The Indian rupee moved in a narrow band on Monday as steady interbank dollar bids blunted positive cues from improved risk appetite globally.
Wong Yu Liang | Moment | Getty Images
The lack of progress on the U.S.-India trade deal, compounded by persistent outflows in foreign funds, has weighed on the rupee this year, making it Asia’s worst-performing currency.
The world’s fifth largest economy could see its currency drop to 92 against the dollar by end-March, Nomura and S&P Global Market Intelligence forecast, with any strengthening largely hinging on a trade deal with the U.S. The rupee was last trading at 89.6 against the dollar.

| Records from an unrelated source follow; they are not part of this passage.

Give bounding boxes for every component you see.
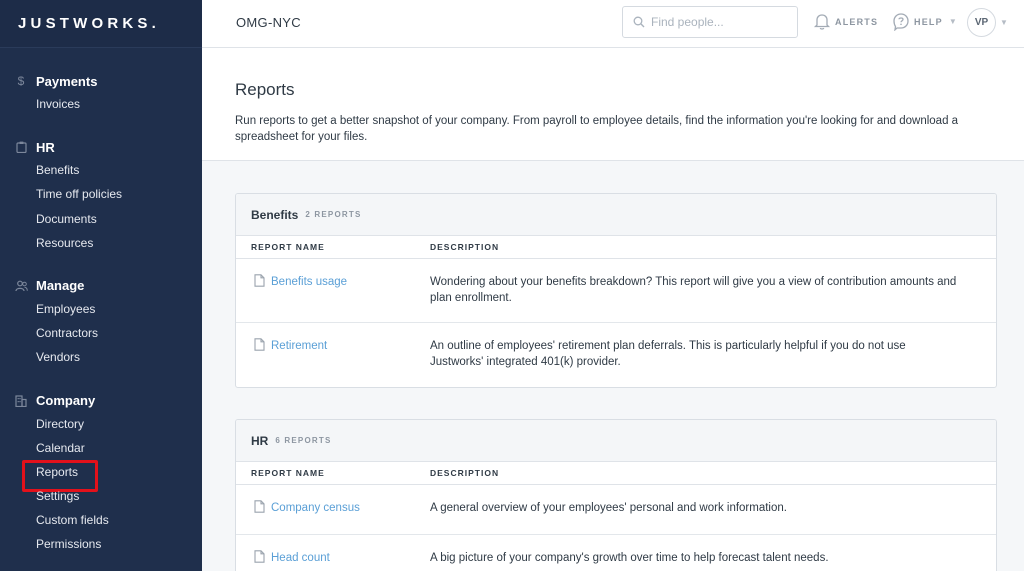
sidebar-item-directory[interactable]: Directory [0,412,202,436]
sidebar-item-documents[interactable]: Documents [0,207,202,231]
sidebar-item-permissions[interactable]: Permissions [0,532,202,556]
card-title: HR [251,433,269,448]
sidebar-nav: $ Payments Invoices HR Benefits Time off… [0,48,202,557]
document-icon [254,550,265,563]
card-title: Benefits [251,207,299,222]
report-card-benefits: Benefits 2 REPORTS REPORT NAME DESCRIPTI… [235,193,997,388]
sidebar-item-reports[interactable]: Reports [0,459,202,493]
report-description: An outline of employees' retirement plan… [430,340,906,368]
table-row: Retirement An outline of employees' reti… [236,323,996,387]
nav-head-label: HR [36,139,55,155]
search-box[interactable] [622,6,798,38]
avatar[interactable]: VP [967,8,996,37]
report-count: 6 REPORTS [275,436,332,445]
table-row: Benefits usage Wondering about your bene… [236,259,996,323]
column-header-report-name: REPORT NAME [251,468,325,478]
sidebar-item-employees[interactable]: Employees [0,297,202,321]
card-header: HR 6 REPORTS [236,420,996,462]
page-title: Reports [235,80,295,99]
page-description: Run reports to get a better snapshot of … [235,115,959,143]
table-row: Company census A general overview of you… [236,485,996,535]
nav-section-hr: HR Benefits Time off policies Documents … [0,136,202,255]
nav-head-label: Payments [36,73,98,89]
dollar-icon: $ [17,74,25,88]
card-header: Benefits 2 REPORTS [236,194,996,236]
nav-section-manage: Manage Employees Contractors Vendors [0,275,202,370]
column-header-description: DESCRIPTION [430,242,500,252]
clipboard-icon [14,140,28,154]
sidebar: JUSTWORKS. $ Payments Invoices HR Benefi… [0,0,202,571]
report-description: A general overview of your employees' pe… [430,502,787,514]
report-link-benefits-usage[interactable]: Benefits usage [271,274,347,290]
report-name-cell: Company census [236,500,430,534]
sidebar-item-contractors[interactable]: Contractors [0,321,202,345]
company-name[interactable]: OMG-NYC [236,15,301,30]
nav-head-hr[interactable]: HR [0,136,202,158]
chevron-down-icon: ▼ [1000,18,1008,27]
top-header: OMG-NYC ALERTS HELP ▼ VP ▼ [202,0,1024,48]
report-count: 2 REPORTS [305,210,362,219]
column-header-report-name: REPORT NAME [251,242,325,252]
report-description: A big picture of your company's growth o… [430,552,829,564]
search-input[interactable] [651,15,781,29]
people-icon [14,279,28,293]
alerts-label: ALERTS [835,16,879,27]
nav-head-payments[interactable]: $ Payments [0,70,202,92]
alerts-button[interactable]: ALERTS [813,12,878,31]
justworks-logo[interactable]: JUSTWORKS. [18,15,160,32]
report-link-company-census[interactable]: Company census [271,500,360,516]
report-card-hr: HR 6 REPORTS REPORT NAME DESCRIPTION Com… [235,419,997,571]
nav-head-manage[interactable]: Manage [0,275,202,297]
document-icon [254,274,265,287]
sidebar-item-time-off-policies[interactable]: Time off policies [0,182,202,206]
table-row: Head count A big picture of your company… [236,535,996,571]
sidebar-item-benefits[interactable]: Benefits [0,158,202,182]
report-name-cell: Retirement [236,338,430,387]
document-icon [254,500,265,513]
page-intro: Reports Run reports to get a better snap… [202,49,1024,161]
main-content: Reports Run reports to get a better snap… [202,49,1024,571]
table-header: REPORT NAME DESCRIPTION [236,462,996,485]
sidebar-item-invoices[interactable]: Invoices [0,92,202,116]
document-icon [254,338,265,351]
nav-head-label: Company [36,393,96,408]
help-label: HELP [914,16,943,27]
report-name-cell: Benefits usage [236,274,430,322]
help-button[interactable]: HELP ▼ [892,12,957,31]
report-description: Wondering about your benefits breakdown?… [430,276,957,304]
column-header-description: DESCRIPTION [430,468,500,478]
nav-head-label: Manage [36,278,85,294]
nav-head-company[interactable]: Company [0,390,202,412]
bell-icon [813,14,831,30]
chevron-down-icon: ▼ [948,17,957,26]
nav-section-company: Company Directory Calendar Reports Setti… [0,390,202,557]
report-link-retirement[interactable]: Retirement [271,338,327,354]
sidebar-item-resources[interactable]: Resources [0,231,202,255]
nav-section-payments: $ Payments Invoices [0,70,202,116]
help-icon [893,13,909,31]
building-icon [14,394,28,408]
table-header: REPORT NAME DESCRIPTION [236,236,996,259]
sidebar-item-calendar[interactable]: Calendar [0,436,202,460]
search-icon [633,16,645,28]
user-menu[interactable]: VP ▼ [967,8,1008,37]
logo-bar: JUSTWORKS. [0,0,202,48]
report-link-head-count[interactable]: Head count [271,550,330,566]
report-name-cell: Head count [236,550,430,571]
sidebar-item-settings[interactable]: Settings [0,484,202,508]
sidebar-item-vendors[interactable]: Vendors [0,345,202,369]
sidebar-item-custom-fields[interactable]: Custom fields [0,508,202,532]
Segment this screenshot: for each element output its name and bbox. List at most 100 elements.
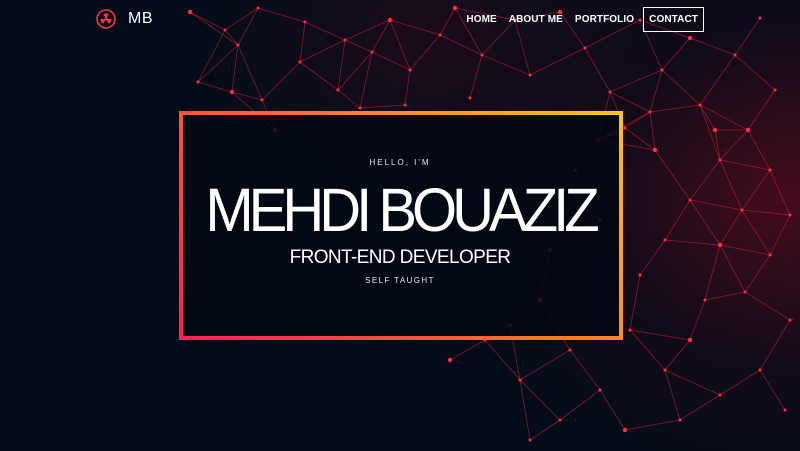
hero-greeting: HELLO, I'M	[369, 158, 431, 167]
nav-link-about-me[interactable]: ABOUT ME	[503, 8, 569, 31]
network-dot	[196, 80, 200, 84]
network-line	[337, 51, 373, 91]
network-dot	[583, 46, 587, 50]
nav-link-contact-button[interactable]: CONTACT	[643, 7, 704, 32]
network-dot	[652, 147, 658, 153]
network-line	[664, 369, 721, 396]
network-line	[299, 61, 339, 91]
network-line	[569, 349, 601, 391]
network-dot	[298, 60, 302, 64]
network-dot	[260, 98, 264, 102]
network-line	[359, 104, 406, 109]
network-dot	[598, 388, 602, 392]
network-dot	[733, 53, 737, 57]
network-line	[609, 91, 651, 113]
network-dot	[403, 103, 407, 107]
network-line	[744, 291, 791, 321]
network-dot	[408, 68, 412, 72]
network-line	[719, 369, 761, 396]
network-dot	[518, 378, 522, 382]
network-line	[699, 104, 721, 161]
network-line	[481, 54, 531, 76]
network-line	[629, 329, 666, 371]
network-line	[649, 104, 701, 113]
network-line	[599, 389, 626, 431]
network-dot	[528, 438, 532, 442]
network-line	[344, 39, 373, 53]
nav-link-portfolio[interactable]: PORTFOLIO	[569, 8, 640, 31]
network-line	[719, 129, 749, 161]
network-line	[734, 54, 776, 91]
network-dot	[678, 418, 682, 422]
network-line	[664, 369, 681, 421]
network-line	[237, 44, 263, 101]
network-line	[649, 69, 663, 113]
network-line	[261, 61, 301, 101]
nav-link-home[interactable]: HOME	[460, 8, 502, 31]
network-line	[747, 89, 776, 131]
hero-role: FRONT-END DEVELOPER	[289, 247, 511, 268]
hero-section: MB HOME ABOUT ME PORTFOLIO CONTACT HELLO…	[0, 0, 800, 451]
network-line	[529, 419, 561, 441]
network-dot	[343, 38, 347, 42]
network-dot	[773, 88, 777, 92]
network-line	[231, 44, 239, 93]
network-dot	[528, 73, 532, 77]
network-dot	[687, 337, 693, 343]
network-dot	[718, 393, 722, 397]
network-dot	[703, 298, 707, 302]
network-line	[759, 319, 791, 371]
network-line	[609, 69, 663, 93]
network-line	[689, 37, 736, 56]
network-line	[409, 34, 441, 71]
network-line	[337, 39, 346, 91]
network-line	[699, 54, 736, 106]
network-line	[559, 389, 601, 421]
network-dot	[622, 427, 628, 433]
hero-tagline: SELF TAUGHT	[365, 276, 435, 285]
network-dot	[447, 357, 453, 363]
network-dot	[608, 90, 612, 94]
network-dot	[623, 126, 627, 130]
network-line	[704, 291, 746, 301]
network-line	[484, 339, 521, 381]
network-dot	[568, 348, 572, 352]
network-line	[404, 69, 411, 106]
network-dot	[745, 127, 751, 133]
network-line	[519, 349, 571, 381]
brand[interactable]: MB	[96, 9, 153, 29]
network-dot	[660, 68, 664, 72]
radiation-icon	[96, 9, 116, 29]
network-dot	[628, 328, 632, 332]
navbar: MB HOME ABOUT ME PORTFOLIO CONTACT	[0, 0, 800, 38]
network-line	[629, 329, 691, 341]
network-line	[689, 299, 706, 341]
network-line	[469, 54, 483, 99]
network-line	[624, 127, 656, 151]
network-dot	[698, 103, 702, 107]
network-line	[337, 89, 361, 109]
brand-text: MB	[128, 10, 153, 27]
network-line	[661, 37, 691, 71]
network-line	[197, 44, 239, 83]
network-dot	[648, 110, 652, 114]
network-line	[584, 47, 611, 93]
network-line	[649, 111, 656, 151]
network-dot	[229, 89, 235, 95]
network-line	[299, 39, 346, 63]
hero-name: MEHDI BOUAZIZ	[205, 176, 599, 245]
network-dot	[558, 418, 562, 422]
network-dot	[358, 106, 362, 110]
network-line	[661, 69, 701, 106]
network-line	[714, 129, 721, 161]
network-line	[759, 369, 786, 411]
network-dot	[336, 88, 340, 92]
network-dot	[743, 290, 747, 294]
network-dot	[480, 53, 484, 57]
network-line	[664, 339, 691, 371]
network-dot	[236, 43, 240, 47]
network-dot	[758, 368, 762, 372]
network-dot	[783, 408, 787, 412]
network-line	[449, 339, 486, 361]
network-line	[679, 394, 721, 421]
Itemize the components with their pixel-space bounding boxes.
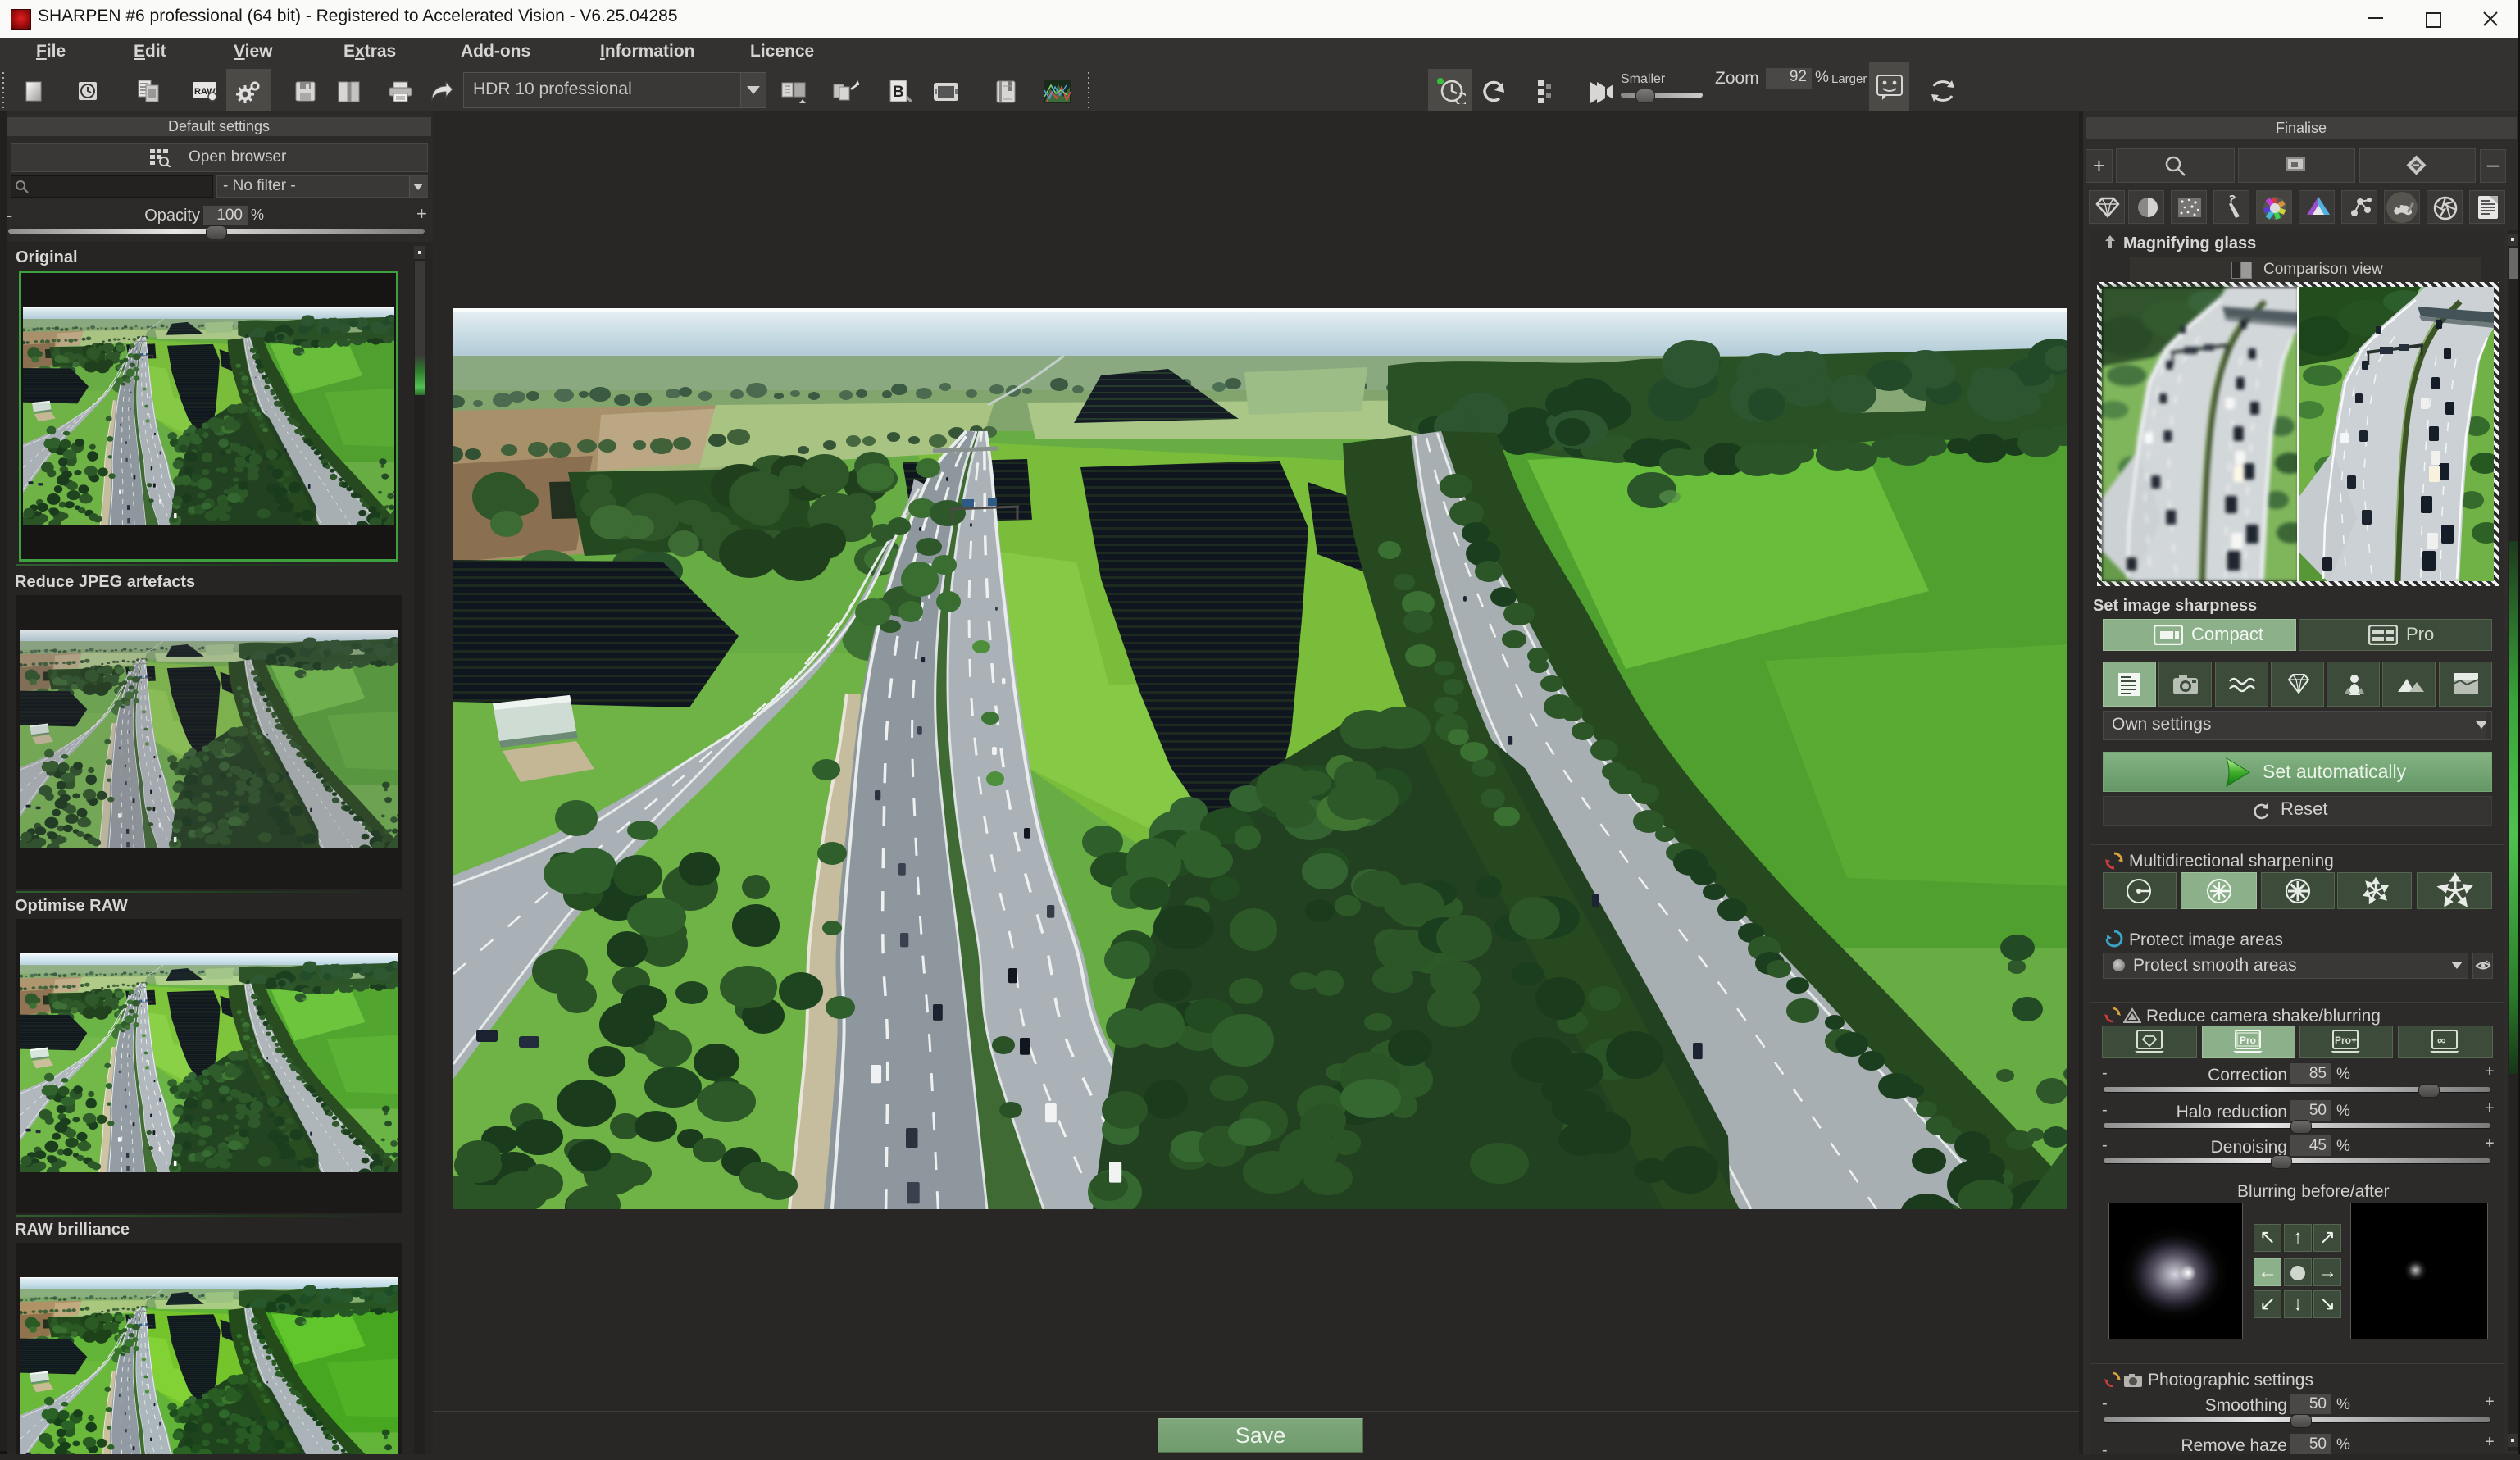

“We believe the rupee to be undervalued currently, with correction anticipated after there is more clarity on the U.S.-India trade agreement,” said Hanna Luchnikava-Schorsch, S&P Global Market Intelligence’s head of Asia-Pacific economics.
The S&P Global unit expects a trade deal over the next six months.
India is among the highest tariffed countries in the world at 50% — levies that dwarf even those on China — as trade talks between New Delhi and Washington continue to drag on.
After steep tariffs came into force in August, India’s exports to the U.S. fell nearly 12% in September and 8.5% in October, though they rebounded sharply in November, rising 22.6%.
The main economic risk is that India could lose the momentum in supply chain shifts from firms that cater mainly to the U.S. market, due to sustained high tariffs, said Sonal Varma, Nomura’s chief economist, India and Asia ex-Japan.
“Prolonged uncertainty has led to foreign portfolio outflows, and a weaker rupee can affect import costs and inflation,” she added.
A weak rupee though could make exports more competitive, with low price growth in the country also allowing it to absorb the impact of imported inflation due to currency depreciation.